Впрочем, необычные поступки составляли одну из главных особенностей этого талантливого человека. Однажды он подарил госпоже А. Небольсиной на именины огромный «пастет» (круглый слоеный пирог с мясом). Когда пастет разрезали, «показалась из него прежде всего безобразная голова Миши, известного Карла [карлика]… а потом вышел он весь с настоящим пастетом в руках и букетом живых незабудок». Эффект был потрясающий, рассказы об этом случае долго передавались из уст в уста. Впрочем, фокус с «карлами» известен со времен Петра I, который накануне одной из свадеб повелел изготовить бутафорские пироги, а во время торжества из одного из них вышла нагая карлица, исполнившая песню, а из другого появился карлик.
Дарования и чрезмерное тщеславие Ф. Ростопчина раскрылись после назначения его на пост генерал-губернатора Москвы. В Записках о 1812 годе сам Федор Васильевич писал следующее: «…мне хорошо прислуживали три мелкие агента. Переодевшись, они постоянно таскались по улицам, примешиваясь к толпе, в изобилии собиравшейся по гостиницам и трактирам. Затем они приходили отдавать мне отчет и получали кой-какие наставления, чтобы распространить тот или иной слух по городу…».
Московский дом Федора Васильевича стоял на Большой Лубянке напротив церкви Введения во храм Пресвятой Богородицы, стоявшей тогда на бывшей площади Воровского. На месте удивительно безобразного памятника [снесенного в начале XXI века] этому пособнику большевизма по праву должен был стоять монумент выдающемуся выдумщику, главноначальствующему Москвы во время Отечественной войны 1812 г.
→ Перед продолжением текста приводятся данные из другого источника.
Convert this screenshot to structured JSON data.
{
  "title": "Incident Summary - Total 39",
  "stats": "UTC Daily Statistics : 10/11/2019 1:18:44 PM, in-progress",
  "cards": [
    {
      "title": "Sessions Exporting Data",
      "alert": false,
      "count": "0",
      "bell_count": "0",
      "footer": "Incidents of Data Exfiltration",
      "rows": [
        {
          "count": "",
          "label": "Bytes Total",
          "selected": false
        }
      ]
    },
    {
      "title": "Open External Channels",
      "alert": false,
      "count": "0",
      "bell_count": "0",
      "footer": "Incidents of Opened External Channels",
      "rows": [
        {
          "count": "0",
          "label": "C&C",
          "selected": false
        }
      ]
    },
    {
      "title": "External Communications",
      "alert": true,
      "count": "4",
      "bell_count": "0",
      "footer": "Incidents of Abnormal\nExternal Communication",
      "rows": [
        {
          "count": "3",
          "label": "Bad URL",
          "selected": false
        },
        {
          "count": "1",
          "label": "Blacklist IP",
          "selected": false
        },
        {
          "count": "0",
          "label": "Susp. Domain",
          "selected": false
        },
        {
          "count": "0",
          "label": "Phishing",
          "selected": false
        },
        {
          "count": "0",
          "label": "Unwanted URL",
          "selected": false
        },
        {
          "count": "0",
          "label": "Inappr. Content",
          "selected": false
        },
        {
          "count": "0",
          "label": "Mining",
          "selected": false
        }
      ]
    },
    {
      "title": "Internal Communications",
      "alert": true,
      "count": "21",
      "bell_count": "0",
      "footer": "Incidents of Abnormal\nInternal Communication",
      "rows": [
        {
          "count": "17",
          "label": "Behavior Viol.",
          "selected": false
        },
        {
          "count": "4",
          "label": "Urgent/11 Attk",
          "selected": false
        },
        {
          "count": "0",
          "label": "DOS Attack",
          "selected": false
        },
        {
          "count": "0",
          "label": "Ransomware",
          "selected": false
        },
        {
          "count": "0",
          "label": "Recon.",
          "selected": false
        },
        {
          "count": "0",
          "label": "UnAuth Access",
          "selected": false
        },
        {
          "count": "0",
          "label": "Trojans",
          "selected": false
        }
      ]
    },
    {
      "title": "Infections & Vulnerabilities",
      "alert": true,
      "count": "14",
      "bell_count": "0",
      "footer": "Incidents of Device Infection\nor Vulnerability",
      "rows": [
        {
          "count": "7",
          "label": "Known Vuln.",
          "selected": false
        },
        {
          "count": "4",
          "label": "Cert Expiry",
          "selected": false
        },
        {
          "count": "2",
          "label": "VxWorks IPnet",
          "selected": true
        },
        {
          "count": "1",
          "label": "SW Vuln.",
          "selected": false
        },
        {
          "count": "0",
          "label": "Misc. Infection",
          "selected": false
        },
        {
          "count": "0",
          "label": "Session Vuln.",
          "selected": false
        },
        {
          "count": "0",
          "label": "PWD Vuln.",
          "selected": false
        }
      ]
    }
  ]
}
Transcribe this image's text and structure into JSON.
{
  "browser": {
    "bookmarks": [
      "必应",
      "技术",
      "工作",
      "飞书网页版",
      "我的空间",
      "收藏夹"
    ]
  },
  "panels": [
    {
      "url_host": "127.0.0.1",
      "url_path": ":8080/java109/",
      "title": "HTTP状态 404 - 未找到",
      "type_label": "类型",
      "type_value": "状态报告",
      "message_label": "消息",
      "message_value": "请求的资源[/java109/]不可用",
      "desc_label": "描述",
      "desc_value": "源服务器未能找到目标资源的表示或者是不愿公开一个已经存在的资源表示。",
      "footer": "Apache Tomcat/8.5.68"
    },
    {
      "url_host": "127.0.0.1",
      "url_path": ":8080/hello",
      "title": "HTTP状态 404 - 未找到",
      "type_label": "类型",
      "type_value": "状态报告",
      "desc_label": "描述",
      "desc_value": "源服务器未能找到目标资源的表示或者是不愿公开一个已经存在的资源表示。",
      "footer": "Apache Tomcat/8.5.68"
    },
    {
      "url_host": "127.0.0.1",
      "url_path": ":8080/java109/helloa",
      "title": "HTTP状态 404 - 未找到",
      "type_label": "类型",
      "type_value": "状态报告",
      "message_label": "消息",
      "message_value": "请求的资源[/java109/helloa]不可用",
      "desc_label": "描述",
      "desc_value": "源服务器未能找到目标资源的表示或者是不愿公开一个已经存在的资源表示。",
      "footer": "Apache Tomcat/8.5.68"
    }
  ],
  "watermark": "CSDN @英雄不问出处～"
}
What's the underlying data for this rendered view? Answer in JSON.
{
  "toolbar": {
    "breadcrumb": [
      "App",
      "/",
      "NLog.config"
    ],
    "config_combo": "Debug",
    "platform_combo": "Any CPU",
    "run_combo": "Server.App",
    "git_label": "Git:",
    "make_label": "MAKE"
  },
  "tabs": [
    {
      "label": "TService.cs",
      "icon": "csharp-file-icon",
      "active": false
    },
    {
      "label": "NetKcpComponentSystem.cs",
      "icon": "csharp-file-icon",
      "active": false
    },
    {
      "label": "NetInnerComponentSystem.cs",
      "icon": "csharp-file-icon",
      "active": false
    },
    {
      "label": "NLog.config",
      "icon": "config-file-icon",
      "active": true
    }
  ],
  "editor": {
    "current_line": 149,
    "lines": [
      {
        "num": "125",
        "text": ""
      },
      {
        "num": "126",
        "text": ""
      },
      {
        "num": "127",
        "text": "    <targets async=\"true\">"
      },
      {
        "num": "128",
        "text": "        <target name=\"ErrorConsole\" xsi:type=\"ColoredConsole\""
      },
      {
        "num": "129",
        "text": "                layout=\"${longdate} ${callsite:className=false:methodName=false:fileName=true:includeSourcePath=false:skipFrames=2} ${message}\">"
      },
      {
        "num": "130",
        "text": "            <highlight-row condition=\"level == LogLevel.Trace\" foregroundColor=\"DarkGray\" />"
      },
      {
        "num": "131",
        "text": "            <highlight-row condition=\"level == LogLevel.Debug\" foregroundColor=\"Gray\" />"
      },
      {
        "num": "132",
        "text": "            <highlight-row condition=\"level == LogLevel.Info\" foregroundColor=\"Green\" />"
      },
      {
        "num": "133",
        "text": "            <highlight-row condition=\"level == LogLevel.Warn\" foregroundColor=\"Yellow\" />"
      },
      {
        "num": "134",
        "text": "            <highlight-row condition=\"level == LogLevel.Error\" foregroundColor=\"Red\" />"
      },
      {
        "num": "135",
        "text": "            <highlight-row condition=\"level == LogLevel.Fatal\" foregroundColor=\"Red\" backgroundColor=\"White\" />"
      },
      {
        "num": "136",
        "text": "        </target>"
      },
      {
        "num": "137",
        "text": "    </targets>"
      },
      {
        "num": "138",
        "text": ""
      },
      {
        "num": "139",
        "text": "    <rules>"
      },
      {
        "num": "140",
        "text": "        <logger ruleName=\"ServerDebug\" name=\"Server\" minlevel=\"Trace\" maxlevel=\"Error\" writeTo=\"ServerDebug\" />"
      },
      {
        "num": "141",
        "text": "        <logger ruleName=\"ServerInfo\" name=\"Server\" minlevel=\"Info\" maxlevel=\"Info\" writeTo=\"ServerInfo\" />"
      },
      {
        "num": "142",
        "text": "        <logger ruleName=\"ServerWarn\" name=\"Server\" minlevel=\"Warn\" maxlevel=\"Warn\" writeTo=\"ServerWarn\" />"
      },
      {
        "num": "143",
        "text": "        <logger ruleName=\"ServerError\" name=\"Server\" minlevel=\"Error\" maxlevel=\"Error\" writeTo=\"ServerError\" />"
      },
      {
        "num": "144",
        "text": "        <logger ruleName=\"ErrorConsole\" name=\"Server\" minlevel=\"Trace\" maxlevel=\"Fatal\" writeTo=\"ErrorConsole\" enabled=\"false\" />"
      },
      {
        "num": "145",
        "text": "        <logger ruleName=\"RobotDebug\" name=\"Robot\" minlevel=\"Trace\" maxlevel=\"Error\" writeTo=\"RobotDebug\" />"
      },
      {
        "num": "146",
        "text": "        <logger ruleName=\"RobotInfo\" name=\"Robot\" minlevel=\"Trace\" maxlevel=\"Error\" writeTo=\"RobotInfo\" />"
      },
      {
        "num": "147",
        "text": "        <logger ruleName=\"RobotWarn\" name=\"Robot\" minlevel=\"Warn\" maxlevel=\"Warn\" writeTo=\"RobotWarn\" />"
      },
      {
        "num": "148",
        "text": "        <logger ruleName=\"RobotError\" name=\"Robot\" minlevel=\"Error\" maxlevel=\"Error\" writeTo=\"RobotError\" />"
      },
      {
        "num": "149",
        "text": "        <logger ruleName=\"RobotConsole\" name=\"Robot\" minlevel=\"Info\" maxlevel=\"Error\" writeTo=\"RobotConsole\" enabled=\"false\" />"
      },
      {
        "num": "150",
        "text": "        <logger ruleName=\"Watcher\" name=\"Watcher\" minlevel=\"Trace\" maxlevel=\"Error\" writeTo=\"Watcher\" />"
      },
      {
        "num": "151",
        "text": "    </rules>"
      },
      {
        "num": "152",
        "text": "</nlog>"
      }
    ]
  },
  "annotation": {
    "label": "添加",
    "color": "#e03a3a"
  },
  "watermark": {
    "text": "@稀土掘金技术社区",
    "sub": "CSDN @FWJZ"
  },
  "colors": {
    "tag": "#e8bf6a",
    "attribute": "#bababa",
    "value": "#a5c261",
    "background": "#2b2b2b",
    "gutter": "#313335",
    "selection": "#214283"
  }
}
Порой в поступках Ф. Ростопчина проявлялось нечто вроде мальчишества: он приспособил бюст Наполеона под ночной горшок, но на итог войны с французами этот поступок какого-либо заметного влияния не оказал.
Оставив шалости в стороне, обратимся к литературным способностям Федора Васильевича. Среди его произведений небывалый успех имели «Мысли вслух на Красном крыльце ефремовского помещика Силы Андреевича Богатырева». Когда эта тетрадка разошлась по Москве в рукописном виде, Ф. Ростопчин решил издать ее в лучшей тогда типографии П. П. Бекетова. Как свидетельствует поэт и писатель М. А. Дмитриев, «эта книжка прошла всю Россию; ее читали с восторгом! Голос правды, ненависть к французам, насмешки над ними и над русскими их подражателями, русская простая речь, поговорки, — все это нашло отголосок в целой России, тем более, что все здравомыслящие люди и самый народ давно уже ненавидили нашу галломанию. Ростопчин был в этой книжке голосом народа; не мудрено, что он был понят всеми русскими» [18, 295].
Сразу после появления злосчастной «копии», отметим вознаграждения, посыпавшиеся на Ростопчина. Получив в первый день звание генерал-адъютанта и назначение членом Военной коллегии, Ростопчин с интервалом в пять дней (!) награждается орденами Анны 2-й и 1-й степеней. Через день Ростопчин получил звание генерал-майора, а еще через неделю — великолепный дом-дворец вблизи Зимнего дворца, на Миллионной улице. И это было только начало карьеры.